Place the flour on a board or pastry marble, make a well and add the salt, shortening and sugar. Add a little wine and start mixing as you would for pie dough. The amount of wine you use will depend upon the flour absorption. Use as much as the dough will take. Keep mixing until you ahve a soft ball that is not crumbly. Kneed the dough for about seven to eight minutes until it is slightly glossy.
Cover the dough and set aside for an hour. Do not refrigerate unless you intend to use it the next day. In this case be sure to bring to room temperature before working.
Cut the dough into two pieces, roll each out as thin as possible. Cut four inch rounds with a cookie cutter or four inch squares with a knife. Wrap each piece of dough around a cannoli tube. Overlap the two edges and seal with a little beaten egg. Preheat the oil to 375. Drop prepared tubes two at a time, the cook quick in under a minute so don’t turn away! Fry tubes until golden brown, remove with tongs and drain on paper towel.
Wait ten seconds to drain then pick up (with tongs, they’ll be hot!) and with a thick kitchen towel,, carefully grasp the cannoli and pull the tube out. Stack the cannoli shells on a dish and repeat process until you’ve used all the dough.
Cannoli shells freeze beautifully so you can make a bunch when you have time and then freeze. Just be sure to wrap them tightly. They can also be stored in a refrigerator for 10 days if you don’t want to fill them right away.

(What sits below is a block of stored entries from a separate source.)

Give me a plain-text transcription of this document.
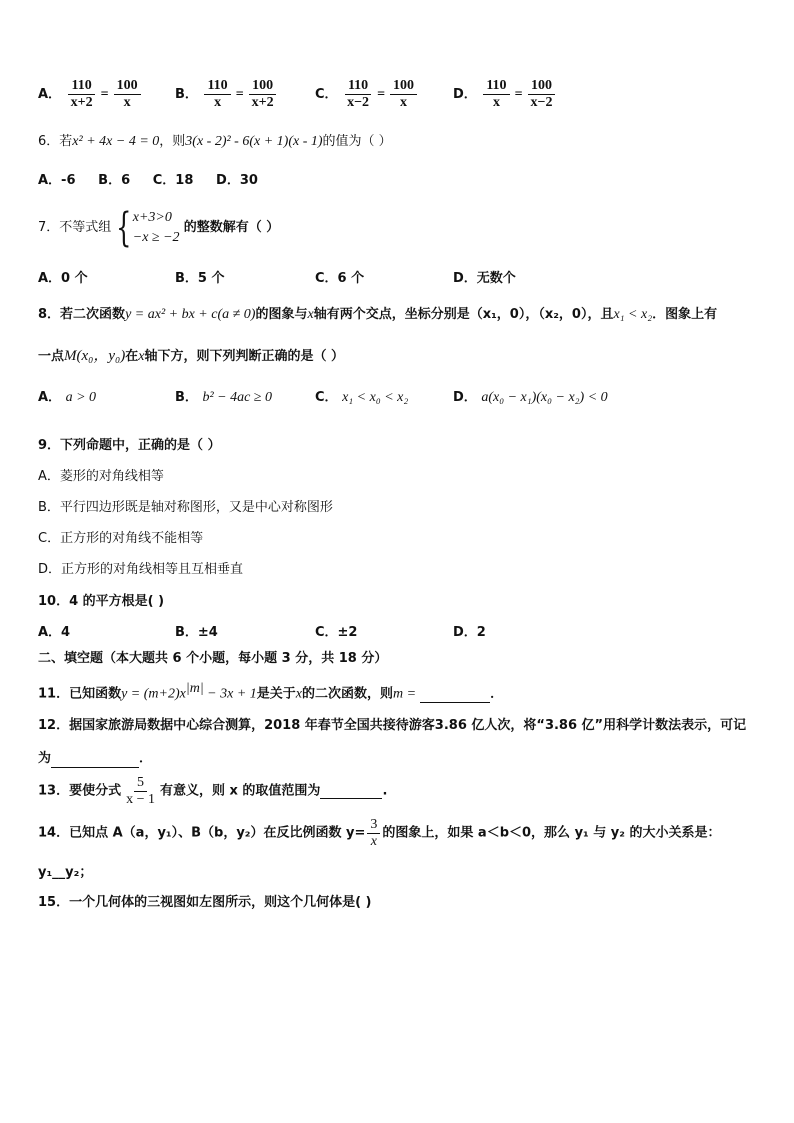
A． $\frac{110}{x+2} = \frac{100}{x}$	B． $\frac{110}{x} = \frac{100}{x+2}$	C． $\frac{110}{x-2} = \frac{100}{x}$	D． $\frac{110}{x} = \frac{100}{x-2}$
6．若x² + 4x − 4 = 0，则3(x - 2)² - 6(x + 1)(x - 1)的值为（ ）
A．-6 B．6 C．18 D．30
7．不等式组 { x+3>0
−x ≥ −2
的整数解有（ ）
A．0 个	B．5 个	C．6 个	D．无数个
8．若二次函数y = ax² + bx + c(a ≠ 0)的图象与x轴有两个交点，坐标分别是（x₁，0），（x₂，0），且x₁ < x₂．图象上有
一点M(x₀，y₀)在x轴下方，则下列判断正确的是（ ）
A． a > 0	B． b² − 4ac ≥ 0	C． x₁ < x₀ < x₂	D． a(x₀ − x₁)(x₀ − x₂) < 0
9．下列命题中，正确的是（ ）
A．菱形的对角线相等
B．平行四边形既是轴对称图形，又是中心对称图形
C．正方形的对角线不能相等
D．正方形的对角线相等且互相垂直
10．4 的平方根是( )
A．4	B．±4	C．±2	D．2
二、填空题（本大题共 6 个小题，每小题 3 分，共 18 分）
11．已知函数$y = (m+2)x^{|m|} - 3x + 1$是关于x的二次函数，则m =	．
12．据国家旅游局数据中心综合测算，2018 年春节全国共接待游客3.86 亿人次，将“3.86 亿”用科学计数法表示，可记
为	．
13．要使分式 $\frac{5}{x - 1}$ 有意义，则 x 的取值范围为	.
14．已知点 A（a，y₁）、B（b，y₂）在反比例函数 $y= \frac{3}{x}$ 的图象上，如果 a＜b＜0，那么 y₁ 与 y₂ 的大小关系是：
y₁__y₂；
15．一个几何体的三视图如左图所示，则这个几何体是( )
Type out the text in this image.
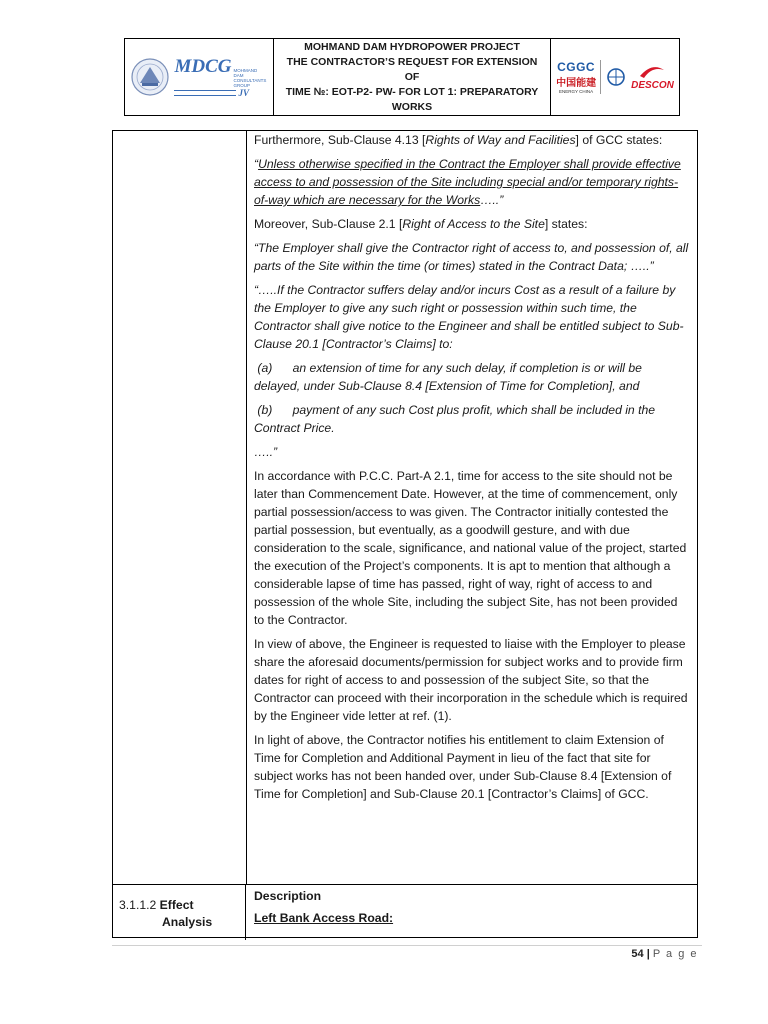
MDCG MOHMAND DAM CONSULTANTS GROUP
JV
MOHMAND DAM HYDROPOWER PROJECT
THE CONTRACTOR’S REQUEST FOR EXTENSION OF
TIME №: EOT-P2- PW- FOR LOT 1: PREPARATORY
WORKS
CGGC
中国能建
ENERGY CHINA
DESCON

Furthermore, Sub-Clause 4.13 [Rights of Way and Facilities] of GCC states:

“Unless otherwise specified in the Contract the Employer shall provide effective access to and possession of the Site including special and/or temporary rights-of-way which are necessary for the Works…..”

Moreover, Sub-Clause 2.1 [Right of Access to the Site] states:

“The Employer shall give the Contractor right of access to, and possession of, all parts of the Site within the time (or times) stated in the Contract Data; …..”

“…..If the Contractor suffers delay and/or incurs Cost as a result of a failure by the Employer to give any such right or possession within such time, the Contractor shall give notice to the Engineer and shall be entitled subject to Sub-Clause 20.1 [Contractor’s Claims] to:

(a)      an extension of time for any such delay, if completion is or will be delayed, under Sub-Clause 8.4 [Extension of Time for Completion], and

(b)      payment of any such Cost plus profit, which shall be included in the Contract Price.

…..”

In accordance with P.C.C. Part-A 2.1, time for access to the site should not be later than Commencement Date. However, at the time of commencement, only partial possession/access to was given. The Contractor initially contested the partial possession, but eventually, as a goodwill gesture, and with due consideration to the scale, significance, and national value of the project, started the execution of the Project’s components. It is apt to mention that although a considerable lapse of time has passed, right of way, right of access to and possession of the whole Site, including the subject Site, has not been provided to the Contractor.

In view of above, the Engineer is requested to liaise with the Employer to please share the aforesaid documents/permission for subject works and to provide firm dates for right of access to and possession of the subject Site, so that the Contractor can proceed with their incorporation in the schedule which is required by the Engineer vide letter at ref. (1).

In light of above, the Contractor notifies his entitlement to claim Extension of Time for Completion and Additional Payment in lieu of the fact that site for subject works has not been handed over, under Sub-Clause 8.4 [Extension of Time for Completion] and Sub-Clause 20.1 [Contractor’s Claims] of GCC.

3.1.1.2 Effect
Analysis
Description
Left Bank Access Road:
54 | P a g e
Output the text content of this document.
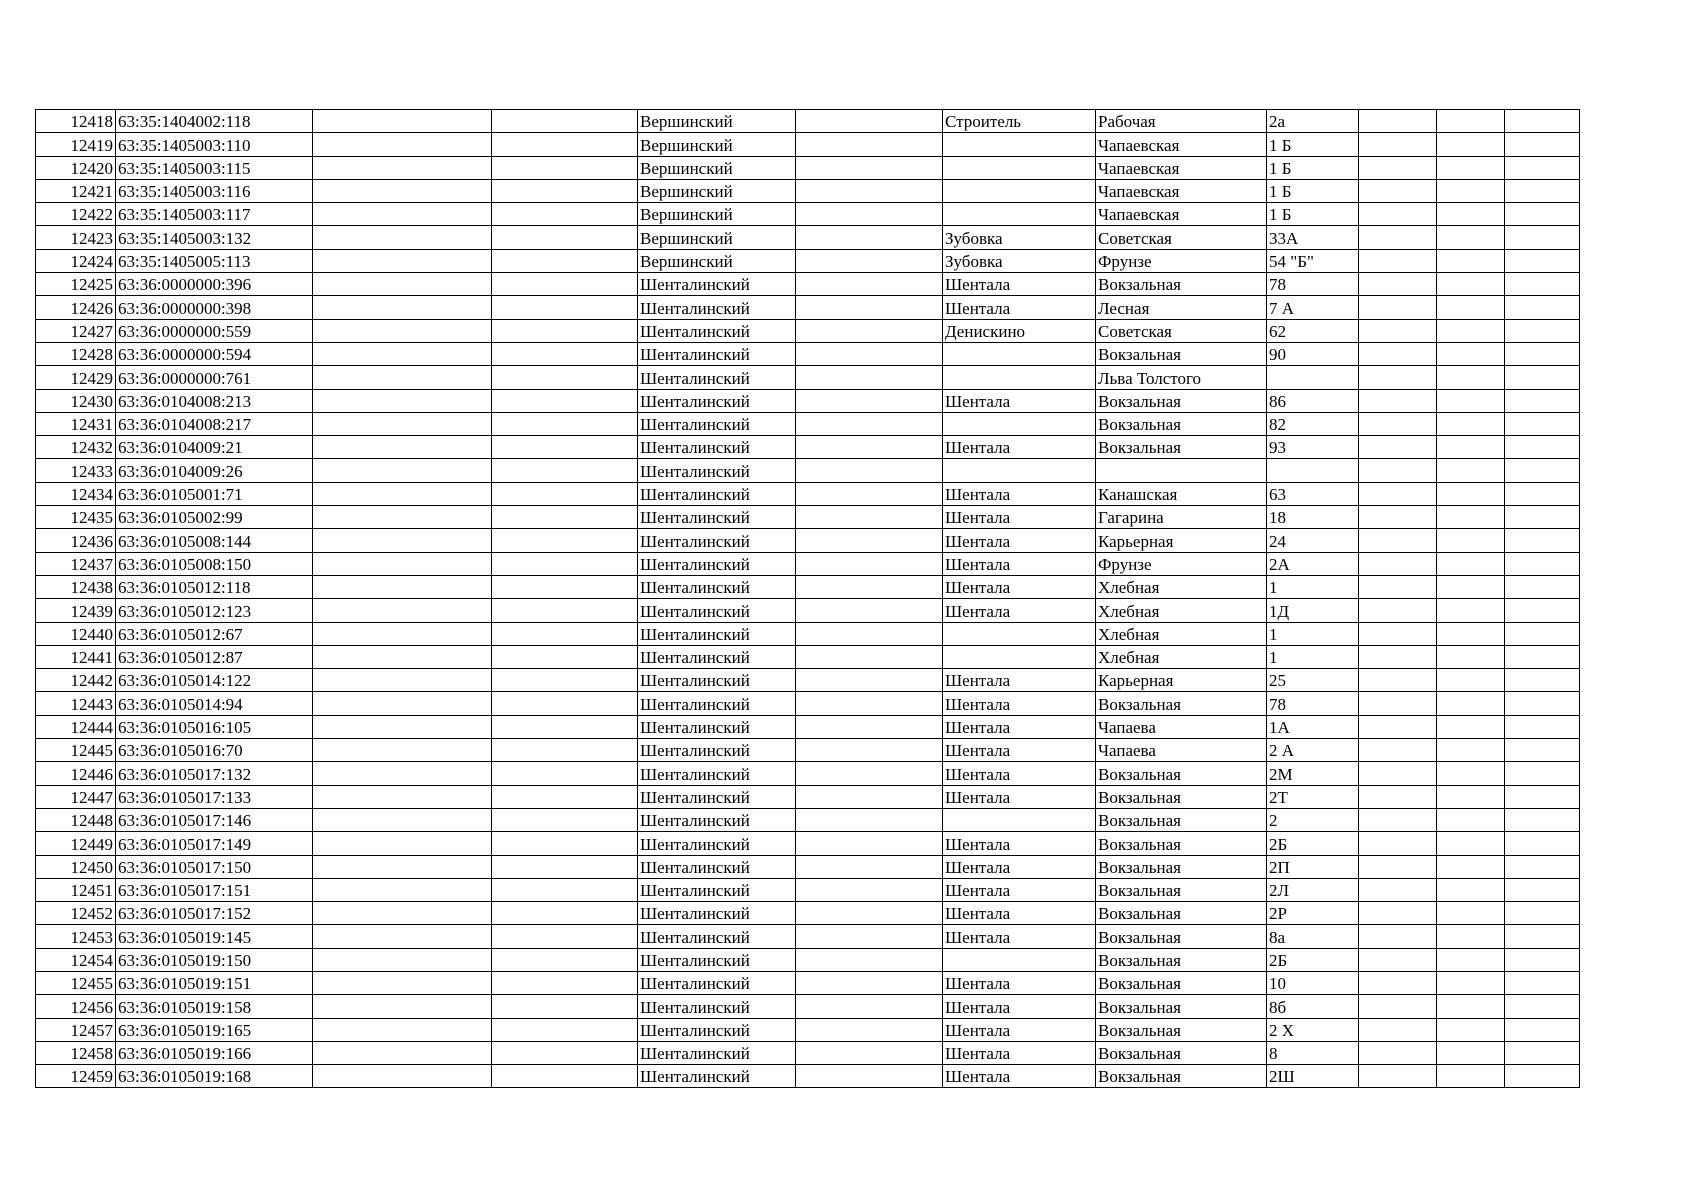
12418	63:35:1404002:118			Вершинский		Строитель	Рабочая	2а			
12419	63:35:1405003:110			Вершинский			Чапаевская	1 Б			
12420	63:35:1405003:115			Вершинский			Чапаевская	1 Б			
12421	63:35:1405003:116			Вершинский			Чапаевская	1 Б			
12422	63:35:1405003:117			Вершинский			Чапаевская	1 Б			
12423	63:35:1405003:132			Вершинский		Зубовка	Советская	33А			
12424	63:35:1405005:113			Вершинский		Зубовка	Фрунзе	54 "Б"			
12425	63:36:0000000:396			Шенталинский		Шентала	Вокзальная	78			
12426	63:36:0000000:398			Шенталинский		Шентала	Лесная	7 А			
12427	63:36:0000000:559			Шенталинский		Денискино	Советская	62			
12428	63:36:0000000:594			Шенталинский			Вокзальная	90			
12429	63:36:0000000:761			Шенталинский			Льва Толстого				
12430	63:36:0104008:213			Шенталинский		Шентала	Вокзальная	86			
12431	63:36:0104008:217			Шенталинский			Вокзальная	82			
12432	63:36:0104009:21			Шенталинский		Шентала	Вокзальная	93			
12433	63:36:0104009:26			Шенталинский							
12434	63:36:0105001:71			Шенталинский		Шентала	Канашская	63			
12435	63:36:0105002:99			Шенталинский		Шентала	Гагарина	18			
12436	63:36:0105008:144			Шенталинский		Шентала	Карьерная	24			
12437	63:36:0105008:150			Шенталинский		Шентала	Фрунзе	2А			
12438	63:36:0105012:118			Шенталинский		Шентала	Хлебная	1			
12439	63:36:0105012:123			Шенталинский		Шентала	Хлебная	1Д			
12440	63:36:0105012:67			Шенталинский			Хлебная	1			
12441	63:36:0105012:87			Шенталинский			Хлебная	1			
12442	63:36:0105014:122			Шенталинский		Шентала	Карьерная	25			
12443	63:36:0105014:94			Шенталинский		Шентала	Вокзальная	78			
12444	63:36:0105016:105			Шенталинский		Шентала	Чапаева	1А			
12445	63:36:0105016:70			Шенталинский		Шентала	Чапаева	2 А			
12446	63:36:0105017:132			Шенталинский		Шентала	Вокзальная	2М			
12447	63:36:0105017:133			Шенталинский		Шентала	Вокзальная	2Т			
12448	63:36:0105017:146			Шенталинский			Вокзальная	2			
12449	63:36:0105017:149			Шенталинский		Шентала	Вокзальная	2Б			
12450	63:36:0105017:150			Шенталинский		Шентала	Вокзальная	2П			
12451	63:36:0105017:151			Шенталинский		Шентала	Вокзальная	2Л			
12452	63:36:0105017:152			Шенталинский		Шентала	Вокзальная	2Р			
12453	63:36:0105019:145			Шенталинский		Шентала	Вокзальная	8а			
12454	63:36:0105019:150			Шенталинский			Вокзальная	2Б			
12455	63:36:0105019:151			Шенталинский		Шентала	Вокзальная	10			
12456	63:36:0105019:158			Шенталинский		Шентала	Вокзальная	8б			
12457	63:36:0105019:165			Шенталинский		Шентала	Вокзальная	2 Х			
12458	63:36:0105019:166			Шенталинский		Шентала	Вокзальная	8			
12459	63:36:0105019:168			Шенталинский		Шентала	Вокзальная	2Ш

Mix the ricotta, sugar, fruit and chocolate using just enough cream to make it soft but not runny. Just before serving, pipe the filling into the cannoli shells. Decorate the ends with bits of pistachio, cherry or chocolate. Place the filled cannolis in cupcake wrappers so they won’t roll around and sprinkle liberally with confectioners sugar. They are best eaten by hand! If you’ve done everything right, they’ll be light as a feather, flaky and melt-in-your-mouth!!